Famously hard-working — he once said he took “no vacations” — Mr. Weisselberg gained an unparalleled view into the inner workings of the company and its bare-knuckled brawls with business partners. Mr. Weisselberg “knows of every dime that leaves the building,” Corey Lewandowski, a former Trump campaign official, wrote in the book he co-authored, “Let Trump Be Trump.”
Lawyers for Mr. Weisselberg, who is 73 years old, and the Trump Organization could not immediately be reached for comment. Mr. Trump has long attacked Mr.

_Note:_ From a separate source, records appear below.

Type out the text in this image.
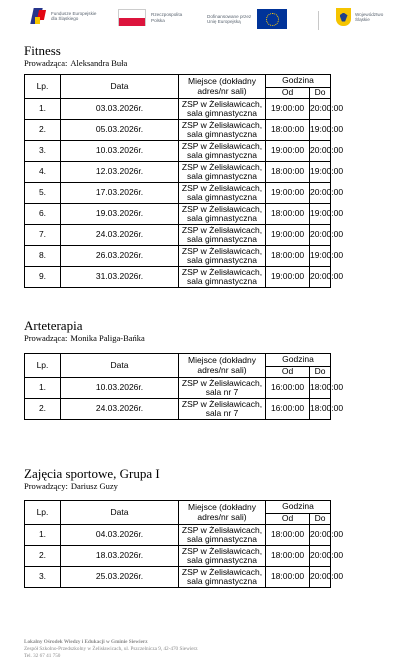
Fundusze Europejskie
dla Śląskiego
Rzeczpospolita
Polska
Dofinansowane przez
Unię Europejską
Województwo
Śląskie
Fitness
Prowadząca: Aleksandra Buła
Lp.	Data	Miejsce (dokładny
adres/nr sali)	Godzina	
			Od	Do
1.	03.03.2026r.	ZSP w Żelisławicach,
sala gimnastyczna	19:00:00	20:00:00
2.	05.03.2026r.	ZSP w Żelisławicach,
sala gimnastyczna	18:00:00	19:00:00
3.	10.03.2026r.	ZSP w Żelisławicach,
sala gimnastyczna	19:00:00	20:00:00
4.	12.03.2026r.	ZSP w Żelisławicach,
sala gimnastyczna	18:00:00	19:00:00
5.	17.03.2026r.	ZSP w Żelisławicach,
sala gimnastyczna	19:00:00	20:00:00
6.	19.03.2026r.	ZSP w Żelisławicach,
sala gimnastyczna	18:00:00	19:00:00
7.	24.03.2026r.	ZSP w Żelisławicach,
sala gimnastyczna	19:00:00	20:00:00
8.	26.03.2026r.	ZSP w Żelisławicach,
sala gimnastyczna	18:00:00	19:00:00
9.	31.03.2026r.	ZSP w Żelisławicach,
sala gimnastyczna	19:00:00	20:00:00
Arteterapia
Prowadząca: Monika Paliga-Bańka
Lp.	Data	Miejsce (dokładny
adres/nr sali)	Godzina	
			Od	Do
1.	10.03.2026r.	ZSP w Żelisławicach,
sala nr 7	16:00:00	18:00:00
2.	24.03.2026r.	ZSP w Żelisławicach,
sala nr 7	16:00:00	18:00:00
Zajęcia sportowe, Grupa I
Prowadzący: Dariusz Guzy
Lp.	Data	Miejsce (dokładny
adres/nr sali)	Godzina	
			Od	Do
1.	04.03.2026r.	ZSP w Żelisławicach,
sala gimnastyczna	18:00:00	20:00:00
2.	18.03.2026r.	ZSP w Żelisławicach,
sala gimnastyczna	18:00:00	20:00:00
3.	25.03.2026r.	ZSP w Żelisławicach,
sala gimnastyczna	18:00:00	20:00:00
Lokalny Ośrodek Wiedzy i Edukacji w Gminie Siewierz
Zespół Szkolno-Przedszkolny w Żelisławicach, ul. Pszczelnicza 9, 42-470 Siewierz
Tel. 32 67 41 750
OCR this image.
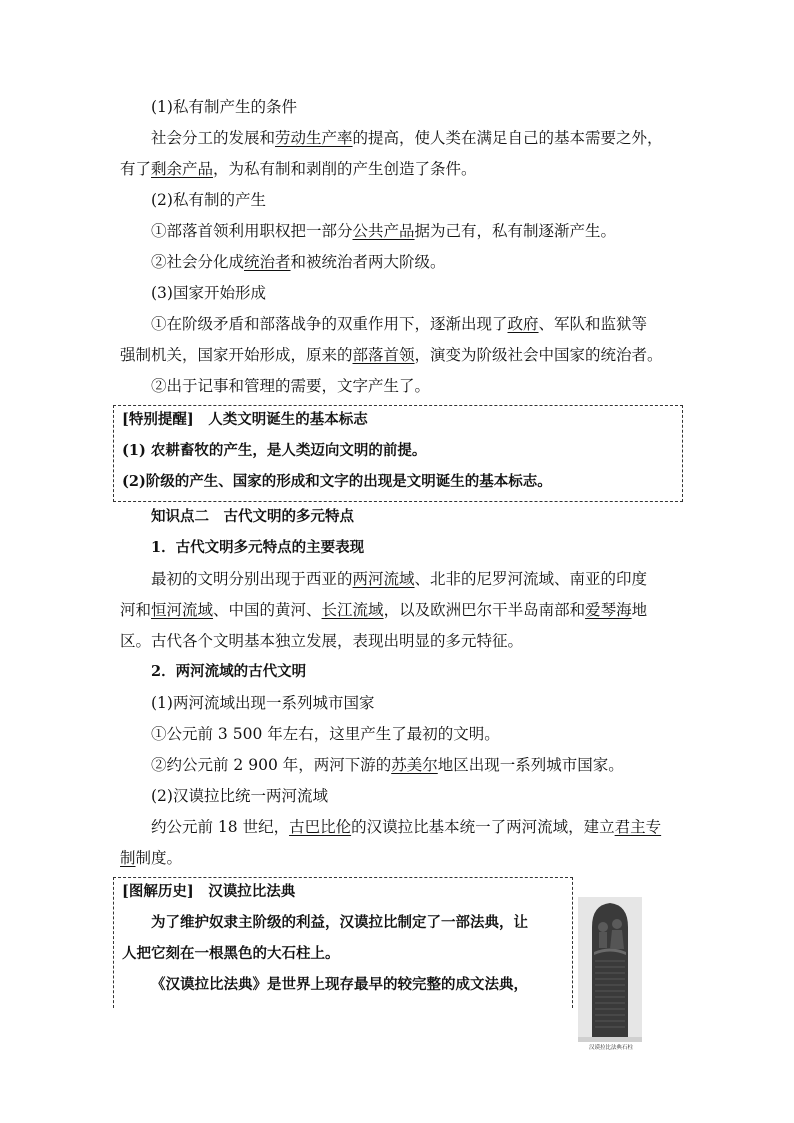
(1)私有制产生的条件
社会分工的发展和劳动生产率的提高，使人类在满足自己的基本需要之外，
有了剩余产品，为私有制和剥削的产生创造了条件。
(2)私有制的产生
①部落首领利用职权把一部分公共产品据为己有，私有制逐渐产生。
②社会分化成统治者和被统治者两大阶级。
(3)国家开始形成
①在阶级矛盾和部落战争的双重作用下，逐渐出现了政府、军队和监狱等
强制机关，国家开始形成，原来的部落首领，演变为阶级社会中国家的统治者。
②出于记事和管理的需要，文字产生了。
[特别提醒]　人类文明诞生的基本标志
(1) 农耕畜牧的产生，是人类迈向文明的前提。
(2)阶级的产生、国家的形成和文字的出现是文明诞生的基本标志。
知识点二　古代文明的多元特点
1．古代文明多元特点的主要表现
最初的文明分别出现于西亚的两河流域、北非的尼罗河流域、南亚的印度
河和恒河流域、中国的黄河、长江流域，以及欧洲巴尔干半岛南部和爱琴海地
区。古代各个文明基本独立发展，表现出明显的多元特征。
2．两河流域的古代文明
(1)两河流域出现一系列城市国家
①公元前 3 500 年左右，这里产生了最初的文明。
②约公元前 2 900 年，两河下游的苏美尔地区出现一系列城市国家。
(2)汉谟拉比统一两河流域
约公元前 18 世纪，古巴比伦的汉谟拉比基本统一了两河流域，建立君主专
制制度。
[图解历史]　汉谟拉比法典
为了维护奴隶主阶级的利益，汉谟拉比制定了一部法典，让
人把它刻在一根黑色的大石柱上。
《汉谟拉比法典》是世界上现存最早的较完整的成文法典，
汉谟拉比法典石柱
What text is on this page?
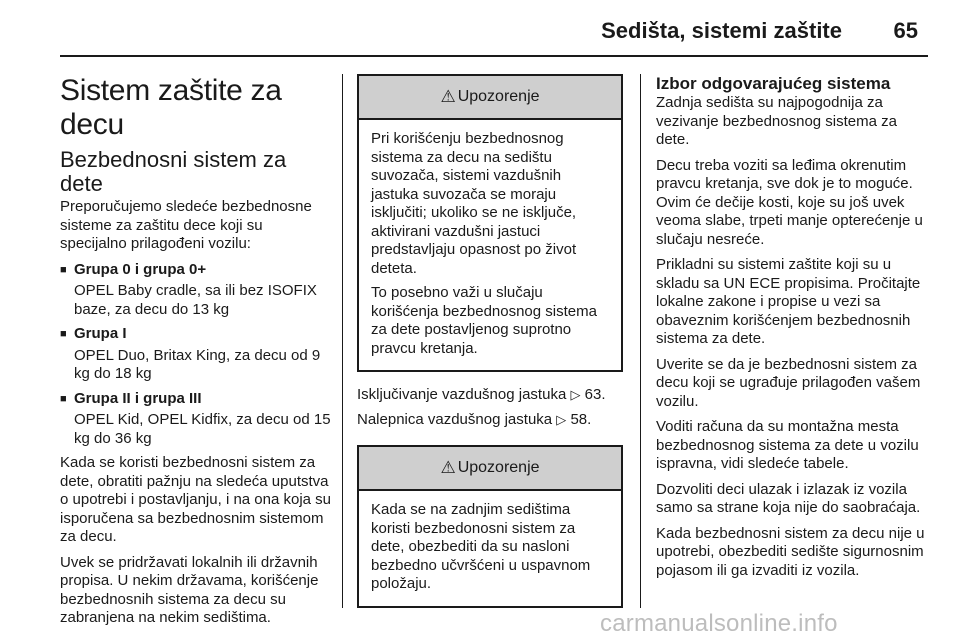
Sedišta, sistemi zaštite 65
Sistem zaštite za decu
Bezbednosni sistem za dete

Preporučujemo sledeće bezbednosne sisteme za zaštitu dece koji su specijalno prilagođeni vozilu:

■ Grupa 0 i grupa 0+
OPEL Baby cradle, sa ili bez ISOFIX baze, za decu do 13 kg
■ Grupa I
OPEL Duo, Britax King, za decu od 9 kg do 18 kg
■ Grupa II i grupa III
OPEL Kid, OPEL Kidfix, za decu od 15 kg do 36 kg

Kada se koristi bezbednosni sistem za dete, obratiti pažnju na sledeća uputstva o upotrebi i postavljanju, i na ona koja su isporučena sa bezbednosnim sistemom za decu.

Uvek se pridržavati lokalnih ili državnih propisa. U nekim državama, korišćenje bezbednosnih sistema za decu su zabranjena na nekim sedištima.

⚠ Upozorenje

Pri korišćenju bezbednosnog sistema za decu na sedištu suvozača, sistemi vazdušnih jastuka suvozača se moraju isključiti; ukoliko se ne isključe, aktivirani vazdušni jastuci predstavljaju opasnost po život deteta.

To posebno važi u slučaju korišćenja bezbednosnog sistema za dete postavljenog suprotno pravcu kretanja.

Isključivanje vazdušnog jastuka ▷ 63.

Nalepnica vazdušnog jastuka ▷ 58.

⚠ Upozorenje

Kada se na zadnjim sedištima koristi bezbedonosni sistem za dete, obezbediti da su nasloni bezbedno učvršćeni u uspavnom položaju.

Izbor odgovarajućeg sistema

Zadnja sedišta su najpogodnija za vezivanje bezbednosnog sistema za dete.

Decu treba voziti sa leđima okrenutim pravcu kretanja, sve dok je to moguće. Ovim će dečije kosti, koje su još uvek veoma slabe, trpeti manje opterećenje u slučaju nesreće.

Prikladni su sistemi zaštite koji su u skladu sa UN ECE propisima. Pročitajte lokalne zakone i propise u vezi sa obaveznim korišćenjem bezbednosnih sistema za dete.

Uverite se da je bezbednosni sistem za decu koji se ugrađuje prilagođen vašem vozilu.

Voditi računa da su montažna mesta bezbednosnog sistema za dete u vozilu ispravna, vidi sledeće tabele.

Dozvoliti deci ulazak i izlazak iz vozila samo sa strane koja nije do saobraćaja.

Kada bezbednosni sistem za decu nije u upotrebi, obezbediti sedište sigurnosnim pojasom ili ga izvaditi iz vozila.

carmanualsonline.info
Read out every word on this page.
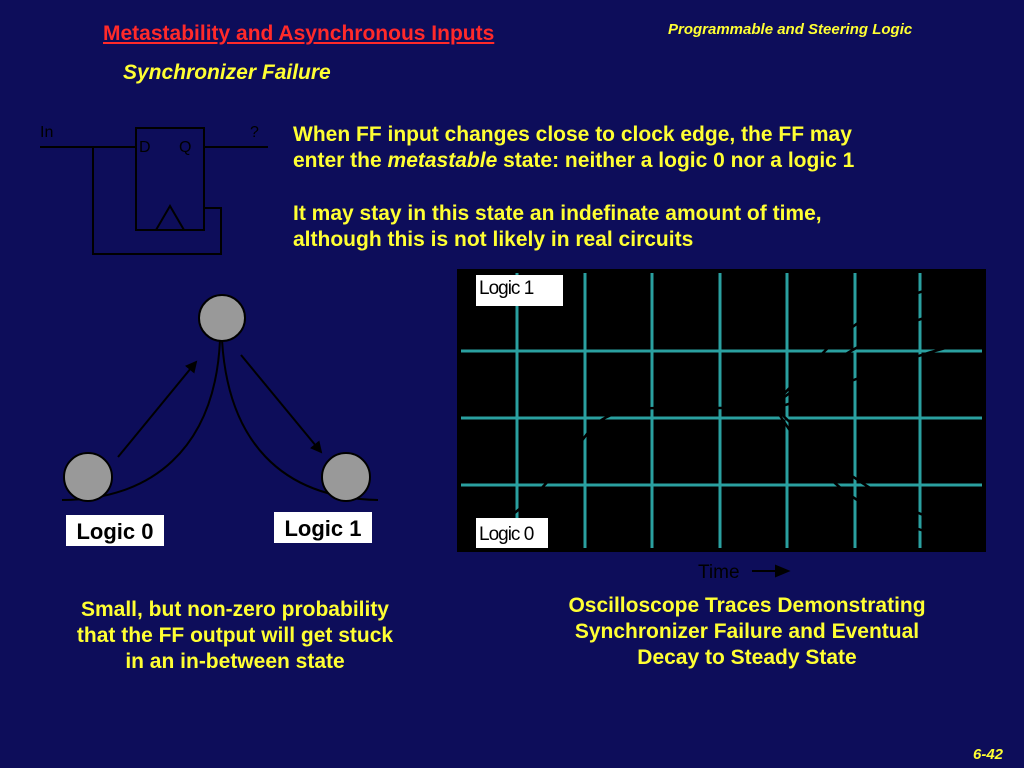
Metastability and Asynchronous Inputs	Programmable and Steering Logic
Synchronizer Failure
When FF input changes close to clock edge, the FF may
enter the metastable state: neither a logic 0 nor a logic 1
It may stay in this state an indefinate amount of time,
although this is not likely in real circuits
In	?
D Q
Logic 0	Logic 1
Logic 1
Logic 0
Time
Small, but non-zero probability
that the FF output will get stuck
in an in-between state
Oscilloscope Traces Demonstrating
Synchronizer Failure and Eventual
Decay to Steady State
6-42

Vance’s investigation as a partisan “witch hunt.” Earlier this week, he called the fringe benefits that his company provided to employees “things that are standard practice throughout the U.S. business community, and in no way a crime.”
Now that he faces charges, Mr. Weisselberg still could cooperate with the prosecutors. If he ultimately pleads guilty and strikes a deal, he could do considerable damage to Mr. Trump, who for decades has depended on his unflinching loyalty, once declaring with “100 percent” certainty that Mr. Weisselberg had not betrayed him.
The two started working together closely in the late 1970s, with Mr. Weisselberg putting in time on nights and weekends to handle projects for Mr. Trump, the ambitious son of his boss, Fred Trump. Mr. Weisselberg said in a 2015 deposition that he had been helping with Mr. Trump’s tax returns since at least the 1990s, when Mr. Trump made him the organization’s chief financial officer.
Mr. Weisselberg has remained steadfastly loyal to the company even as his own name surfaced during congressional and federal investigations into Mr. Trump. While Mr. Weisselberg was never a target of those investigations, he has long been a central focus of the district attorney’s inquiry, which began in August 2018.
As the prosecutors have zeroed in on the benefits he and his family received from Mr. Trump, they have examined tens of thousands of dollars in private school tuition for one of Mr. Weisselberg’s grandchildren, a rent-free apartment on the Upper West Side of Manhattan and leased Mercedes-Benz vehicles. Mr. Weisselberg’s wife also received her own leased Mercedes.
Mr. Weisselberg was not the only senior company executive to receive similar perks. Until 2018, when the company reined in the benefits, it provided a number of employees with Mercedes-Benzes.